Division of Viral Products, Center for Biologics Evaluation and Research, FDA, Bethesda, Maryland, United States of America.
PLoS One. 2013 Sep 5;8(9):e74027. doi: 10.1371/journal.pone.0074027. eCollection 2013.
While ribavirin mono-therapy regimens have minimal effect on patients with chronic hepatitis C virus (HCV) infections, they can be efficacious when combined with interferon. Clinical studies show that interferon-free combination therapies containing ribavirin are also efficacious, suggesting that an interferon-free therapy could be adopted in the near future. However, generation of drug resistant mutants and cross resistance to other drugs could impair the efficacy of the treatment. Therefore, understanding the mechanism of HCV resistance to ribavirin and cross resistance to other antiviral drugs could be of major importance.
We tested the ability of a J6/JFH1 derived HCV ribavirin resistant mutant to grow in tissue cultured Huh7D cells in the presence of the mutagen 5-Fluorouracil and the nucleoside analog 2'-C-Methylcytidine. Virus replication was assessed by detecting HCV antigens by immunofluorescence and by titrating virus present in the supernatants. Recovered viruses were amplified by RT-PCR and sequenced.
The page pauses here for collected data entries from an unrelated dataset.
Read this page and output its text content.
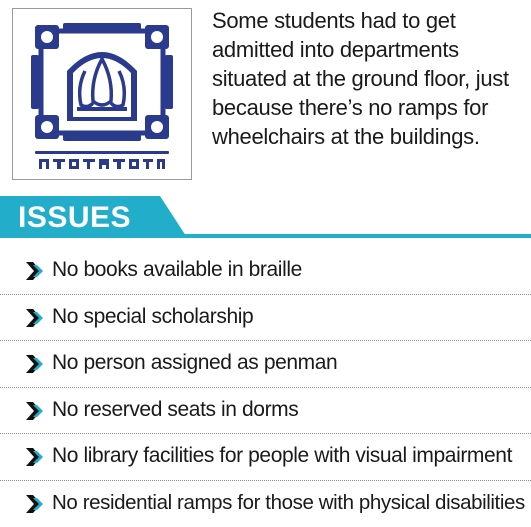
Some students had to get admitted into departments situated at the ground floor, just because there’s no ramps for wheelchairs at the buildings.

ISSUES
No books available in braille
No special scholarship
No person assigned as penman
No reserved seats in dorms
No library facilities for people with visual impairment
No residential ramps for those with physical disabilities
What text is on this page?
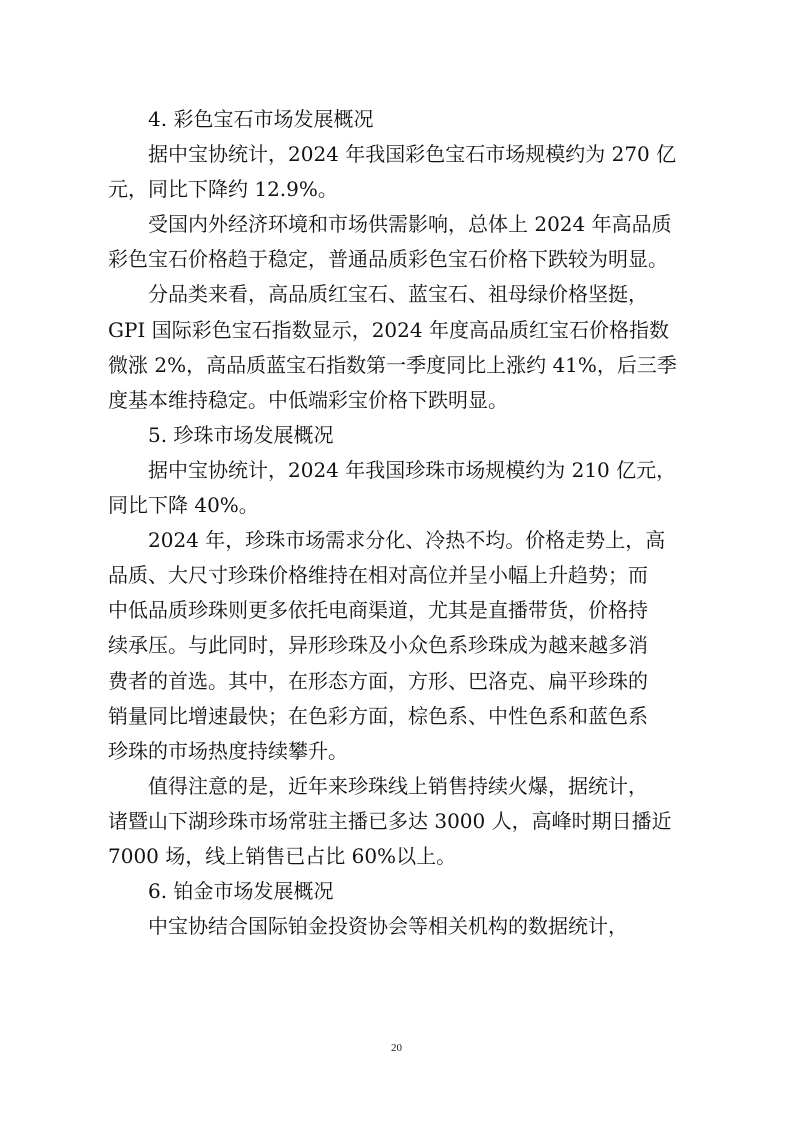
4. 彩色宝石市场发展概况
据中宝协统计，2024 年我国彩色宝石市场规模约为 270 亿
元，同比下降约 12.9%。
受国内外经济环境和市场供需影响，总体上 2024 年高品质
彩色宝石价格趋于稳定，普通品质彩色宝石价格下跌较为明显。
分品类来看，高品质红宝石、蓝宝石、祖母绿价格坚挺，
GPI 国际彩色宝石指数显示，2024 年度高品质红宝石价格指数
微涨 2%，高品质蓝宝石指数第一季度同比上涨约 41%，后三季
度基本维持稳定。中低端彩宝价格下跌明显。
5. 珍珠市场发展概况
据中宝协统计，2024 年我国珍珠市场规模约为 210 亿元，
同比下降 40%。
2024 年，珍珠市场需求分化、冷热不均。价格走势上，高
品质、大尺寸珍珠价格维持在相对高位并呈小幅上升趋势；而
中低品质珍珠则更多依托电商渠道，尤其是直播带货，价格持
续承压。与此同时，异形珍珠及小众色系珍珠成为越来越多消
费者的首选。其中，在形态方面，方形、巴洛克、扁平珍珠的
销量同比增速最快；在色彩方面，棕色系、中性色系和蓝色系
珍珠的市场热度持续攀升。
值得注意的是，近年来珍珠线上销售持续火爆，据统计，
诸暨山下湖珍珠市场常驻主播已多达 3000 人，高峰时期日播近
7000 场，线上销售已占比 60%以上。
6. 铂金市场发展概况
中宝协结合国际铂金投资协会等相关机构的数据统计，
20
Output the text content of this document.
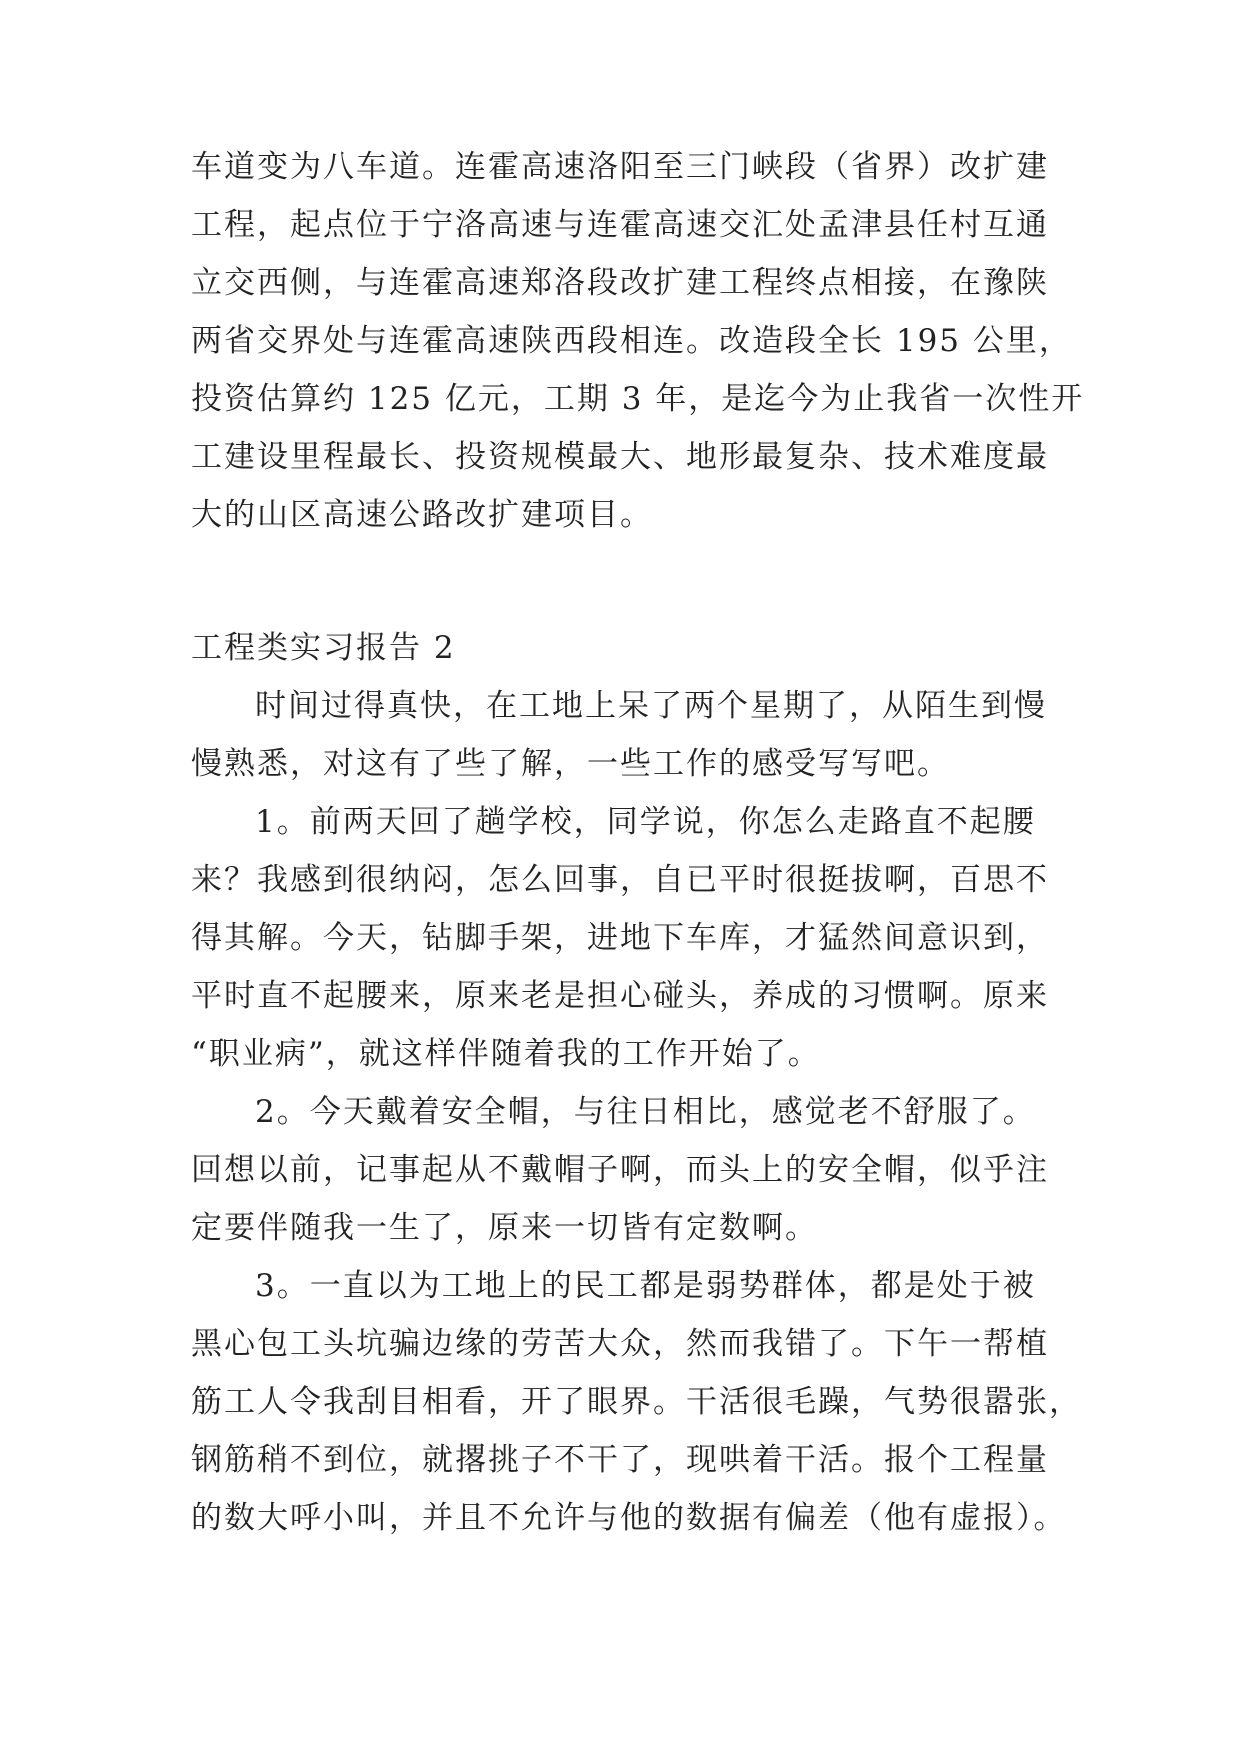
车道变为八车道。连霍高速洛阳至三门峡段（省界）改扩建
工程，起点位于宁洛高速与连霍高速交汇处孟津县任村互通
立交西侧，与连霍高速郑洛段改扩建工程终点相接，在豫陕
两省交界处与连霍高速陕西段相连。改造段全长 195 公里，
投资估算约 125 亿元，工期 3 年，是迄今为止我省一次性开
工建设里程最长、投资规模最大、地形最复杂、技术难度最
大的山区高速公路改扩建项目。
工程类实习报告 2
时间过得真快，在工地上呆了两个星期了，从陌生到慢
慢熟悉，对这有了些了解，一些工作的感受写写吧。
1。前两天回了趟学校，同学说，你怎么走路直不起腰
来？我感到很纳闷，怎么回事，自已平时很挺拔啊，百思不
得其解。今天，钻脚手架，进地下车库，才猛然间意识到，
平时直不起腰来，原来老是担心碰头，养成的习惯啊。原来
“职业病”，就这样伴随着我的工作开始了。
2。今天戴着安全帽，与往日相比，感觉老不舒服了。
回想以前，记事起从不戴帽子啊，而头上的安全帽，似乎注
定要伴随我一生了，原来一切皆有定数啊。
3。一直以为工地上的民工都是弱势群体，都是处于被
黑心包工头坑骗边缘的劳苦大众，然而我错了。下午一帮植
筋工人令我刮目相看，开了眼界。干活很毛躁，气势很嚣张，
钢筋稍不到位，就撂挑子不干了，现哄着干活。报个工程量
的数大呼小叫，并且不允许与他的数据有偏差（他有虚报）。
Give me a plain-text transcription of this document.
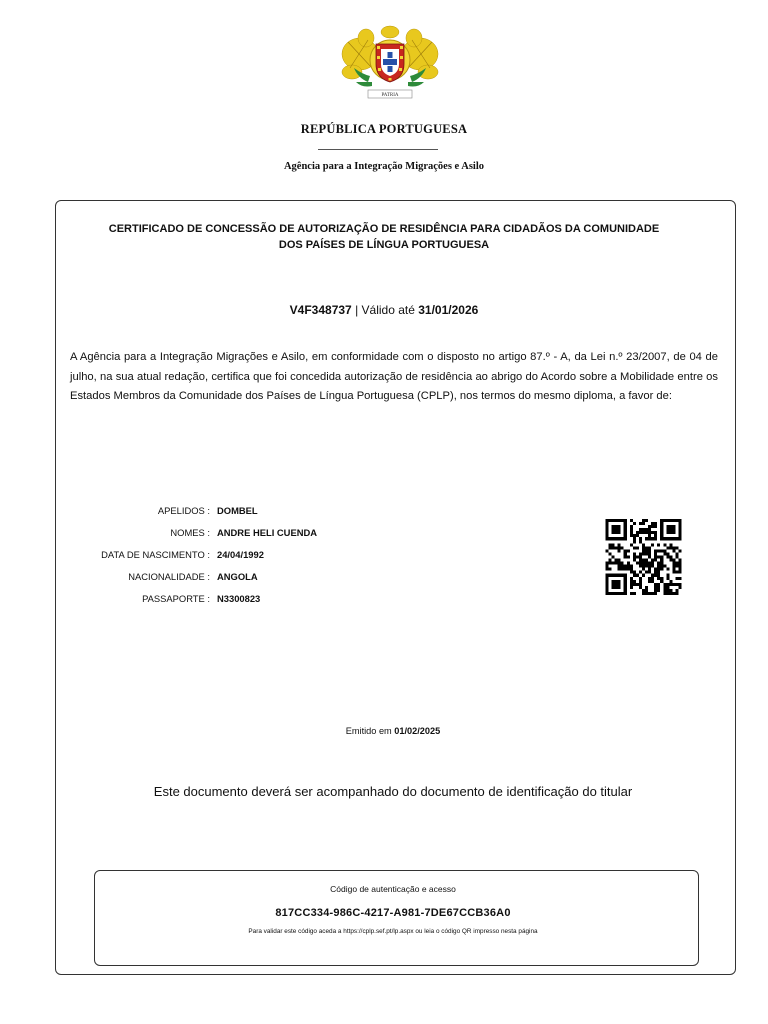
PATRIA
REPÚBLICA PORTUGUESA
Agência para a Integração Migrações e Asilo
CERTIFICADO DE CONCESSÃO DE AUTORIZAÇÃO DE RESIDÊNCIA PARA CIDADÃOS DA COMUNIDADE
DOS PAÍSES DE LÍNGUA PORTUGUESA
V4F348737 | Válido até 31/01/2026
A Agência para a Integração Migrações e Asilo, em conformidade com o disposto no artigo 87.º - A, da Lei n.º 23/2007, de 04 de julho, na sua atual redação, certifica que foi concedida autorização de residência ao abrigo do Acordo sobre a Mobilidade entre os Estados Membros da Comunidade dos Países de Língua Portuguesa (CPLP), nos termos do mesmo diploma, a favor de:
APELIDOS : DOMBEL
NOMES : ANDRE HELI CUENDA
DATA DE NASCIMENTO : 24/04/1992
NACIONALIDADE : ANGOLA
PASSAPORTE : N3300823
Emitido em 01/02/2025
Este documento deverá ser acompanhado do documento de identificação do titular
Código de autenticação e acesso
817CC334-986C-4217-A981-7DE67CCB36A0
Para validar este código aceda a https://cplp.sef.pt/lp.aspx ou leia o código QR impresso nesta página
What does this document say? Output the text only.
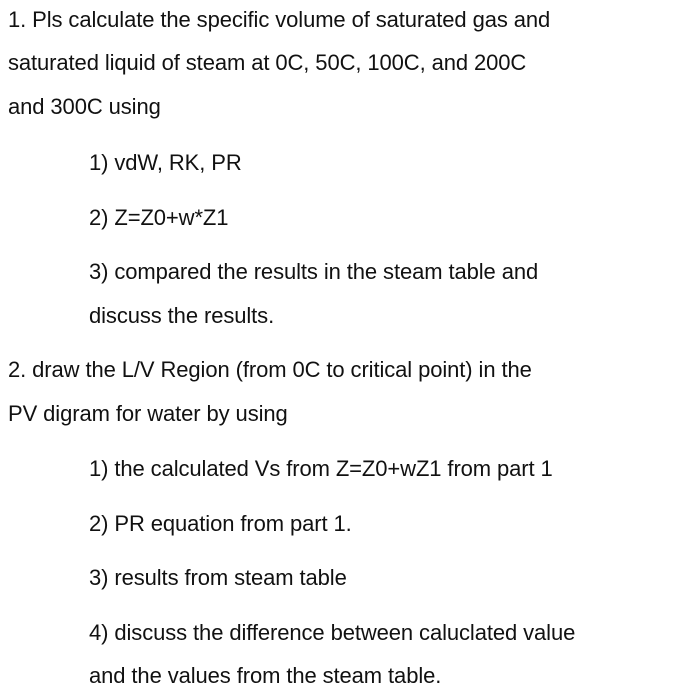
1. Pls calculate the specific volume of saturated gas and
saturated liquid of steam at 0C, 50C, 100C, and 200C
and 300C using
1) vdW, RK, PR
2) Z=Z0+w*Z1
3) compared the results in the steam table and
discuss the results.
2. draw the L/V Region (from 0C to critical point) in the
PV digram for water by using
1) the calculated Vs from Z=Z0+wZ1 from part 1
2) PR equation from part 1.
3) results from steam table
4) discuss the difference between caluclated value
and the values from the steam table.
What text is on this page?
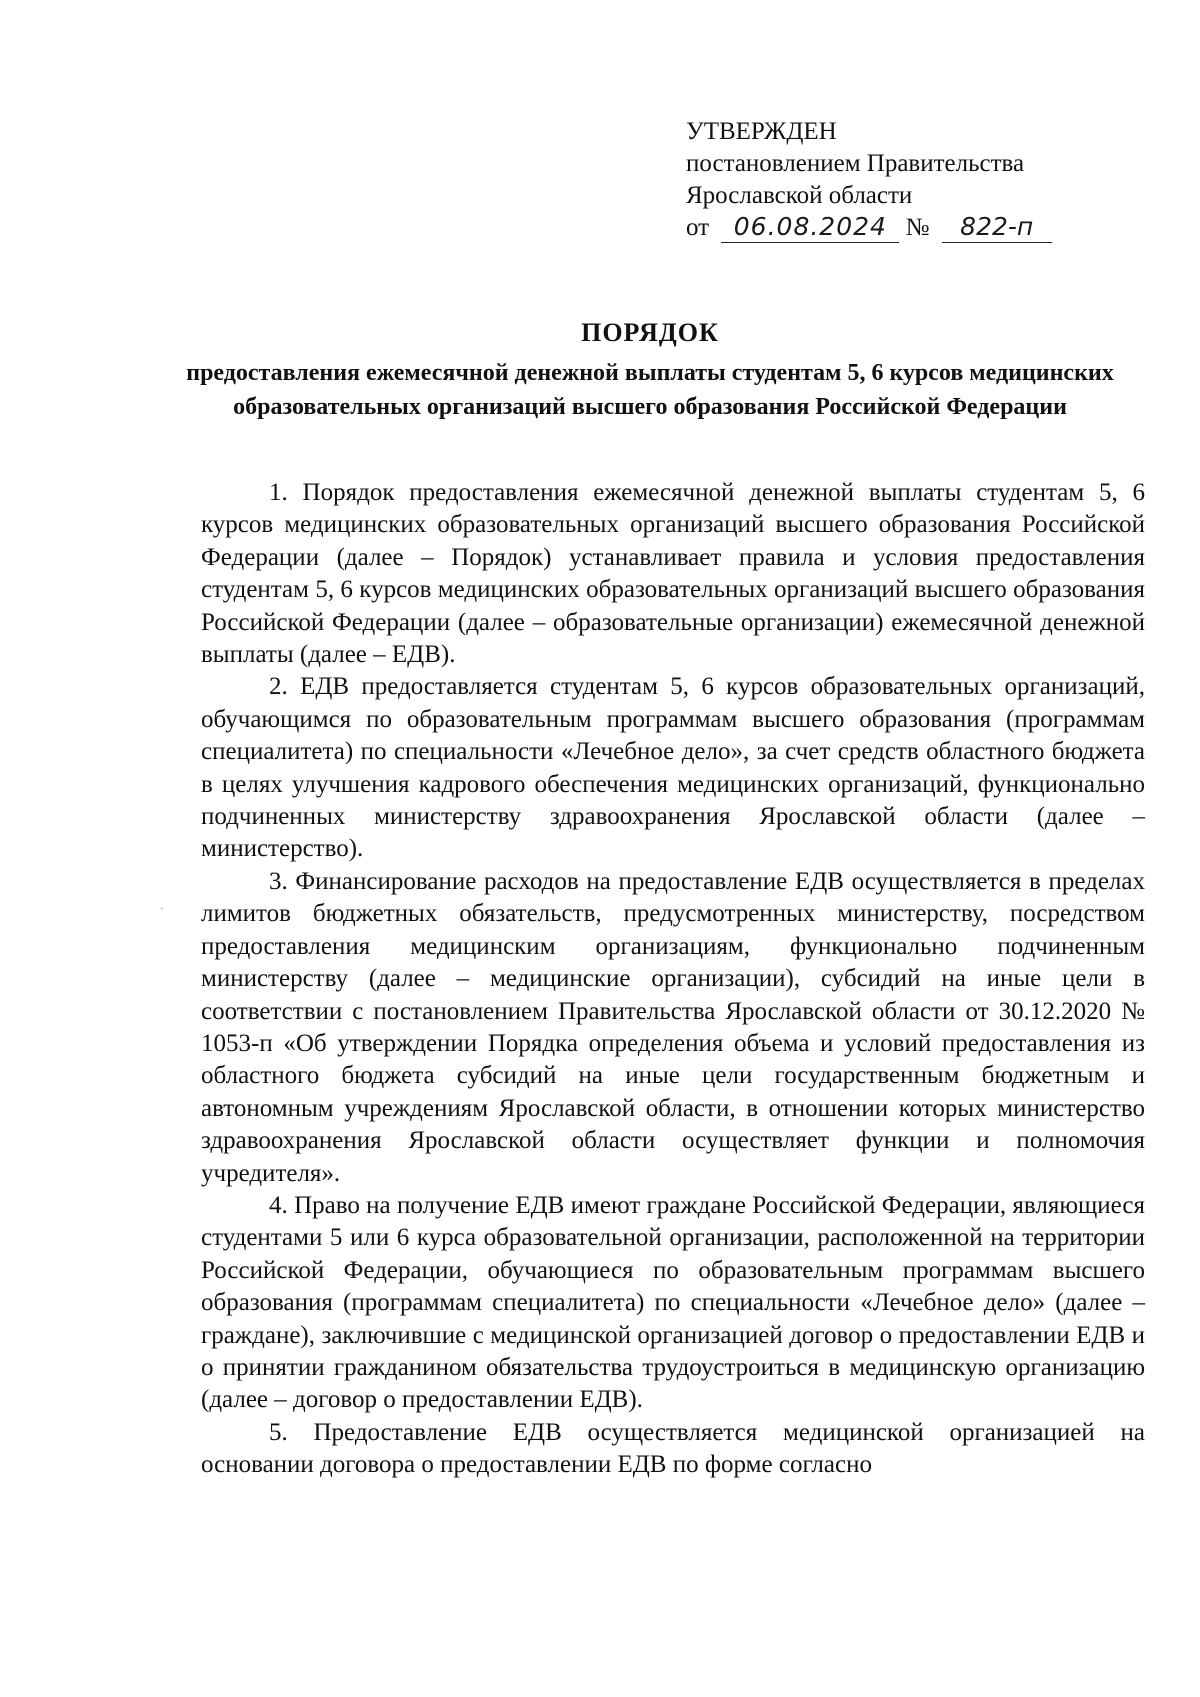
УТВЕРЖДЕН
постановлением Правительства
Ярославской области
от 06.08.2024 № 822-п
ПОРЯДОК
предоставления ежемесячной денежной выплаты студентам 5, 6 курсов медицинских образовательных организаций высшего образования Российской Федерации

1. Порядок предоставления ежемесячной денежной выплаты студентам 5, 6 курсов медицинских образовательных организаций высшего образования Российской Федерации (далее – Порядок) устанавливает правила и условия предоставления студентам 5, 6 курсов медицинских образовательных организаций высшего образования Российской Федерации (далее – образовательные организации) ежемесячной денежной выплаты (далее – ЕДВ).

2. ЕДВ предоставляется студентам 5, 6 курсов образовательных организаций, обучающимся по образовательным программам высшего образования (программам специалитета) по специальности «Лечебное дело», за счет средств областного бюджета в целях улучшения кадрового обеспечения медицинских организаций, функционально подчиненных министерству здравоохранения Ярославской области (далее – министерство).

3. Финансирование расходов на предоставление ЕДВ осуществляется в пределах лимитов бюджетных обязательств, предусмотренных министерству, посредством предоставления медицинским организациям, функционально подчиненным министерству (далее – медицинские организации), субсидий на иные цели в соответствии с постановлением Правительства Ярославской области от 30.12.2020 № 1053-п «Об утверждении Порядка определения объема и условий предоставления из областного бюджета субсидий на иные цели государственным бюджетным и автономным учреждениям Ярославской области, в отношении которых министерство здравоохранения Ярославской области осуществляет функции и полномочия учредителя».

4. Право на получение ЕДВ имеют граждане Российской Федерации, являющиеся студентами 5 или 6 курса образовательной организации, расположенной на территории Российской Федерации, обучающиеся по образовательным программам высшего образования (программам специалитета) по специальности «Лечебное дело» (далее – граждане), заключившие с медицинской организацией договор о предоставлении ЕДВ и о принятии гражданином обязательства трудоустроиться в медицинскую организацию (далее – договор о предоставлении ЕДВ).

5. Предоставление ЕДВ осуществляется медицинской организацией на основании договора о предоставлении ЕДВ по форме согласно

ˎ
The sensitivity of HCV-RR relative to parental J6/JFH1 to the tested drugs varied. HCV-RR was more resistant than J6/JFH1 to 5-Fluorouracil but was not more resistant than J6/JFH1 to 2'-C-Methylcytidine. Growth of HCV-RR in 5-Fluorouracil allowed the selection of an HCV-RR derived mutant resistant to 5-Fluorouracil (HCV-5FU). HCV-5FU grows to moderate levels in the presence of high concentrations of 5-Fluorouracil and to parental levels in the absence of the drug. Sequence of its genome shows that HCV-5FU accumulated multiple synonymous and non-synonymous mutations.
These results indicate that determinants of resistance to ribavirin could also confer resistance to other anti-HCV drugs, shedding light toward understanding the mechanism of action of ribavirin and highlighting the importance of combination drug selection for HCV treatment. The results also show that it is possible to select a 5-Fluorouracil HCV resistant mutant that replicates to levels similar to parental virus when grown in the absence of 5-Fluorouracil.
虽然利巴韦林单药治疗方案对慢性丙型肝炎病毒(HCV)感染患者的疗效甚微,但与干扰素联合使用时可能有效。临床研究表明,含有利巴韦林的无干扰素联合治疗也是有效的,这表明无干扰素治疗可能在不久的将来被采用。然而,耐药突变体的产生和对其他药物的交叉耐药性可能会影响治疗效果。因此,了解 HCV 对利巴韦林的耐药机制和对其他抗病毒药物的交叉耐药性可能非常重要。
我们测试了一种源自 J6/JFH1 的 HCV 利巴韦林耐药突变体在 5-氟尿嘧啶和核苷类似物 2'-C-甲基胞苷存在的情况下在组织培养的 Huh7D 细胞中生长的能力。通过免疫荧光法检测 HCV 抗原和测定上清液中存在的病毒来评估病毒复制。通过 RT-PCR 扩增和测序回收病毒。
与亲本 J6/JFH1 相比,HCV-RR 对测试药物的敏感性不同。HCV-RR 对 5-氟尿嘧啶的耐药性强于 J6/JFH1,但对 2'-C-甲基胞苷的耐药性不如 J6/JFH1。HCV-RR 在 5-氟尿嘧啶中的生长允许选择对 5-氟尿嘧啶耐药的 HCV-RR 衍生突变体(HCV-5FU)。HCV-5FU 在高浓度 5-氟尿嘧啶存在下生长到中等水平,在没有药物的情况下生长到亲本水平。其基因组序列表明,HCV-5FU 积累了多个同义和非同义突变。
这些结果表明,对利巴韦林的耐药决定因素也可能导致对其他抗 HCV 药物的耐药性,这为理解利巴韦林的作用机制提供了线索,并强调了联合药物选择对 HCV 治疗的重要性。结果还表明,有可能选择一种在没有 5-氟尿嘧啶的情况下复制到与亲本病毒相似水平的 5-氟尿嘧啶 HCV 耐药突变体。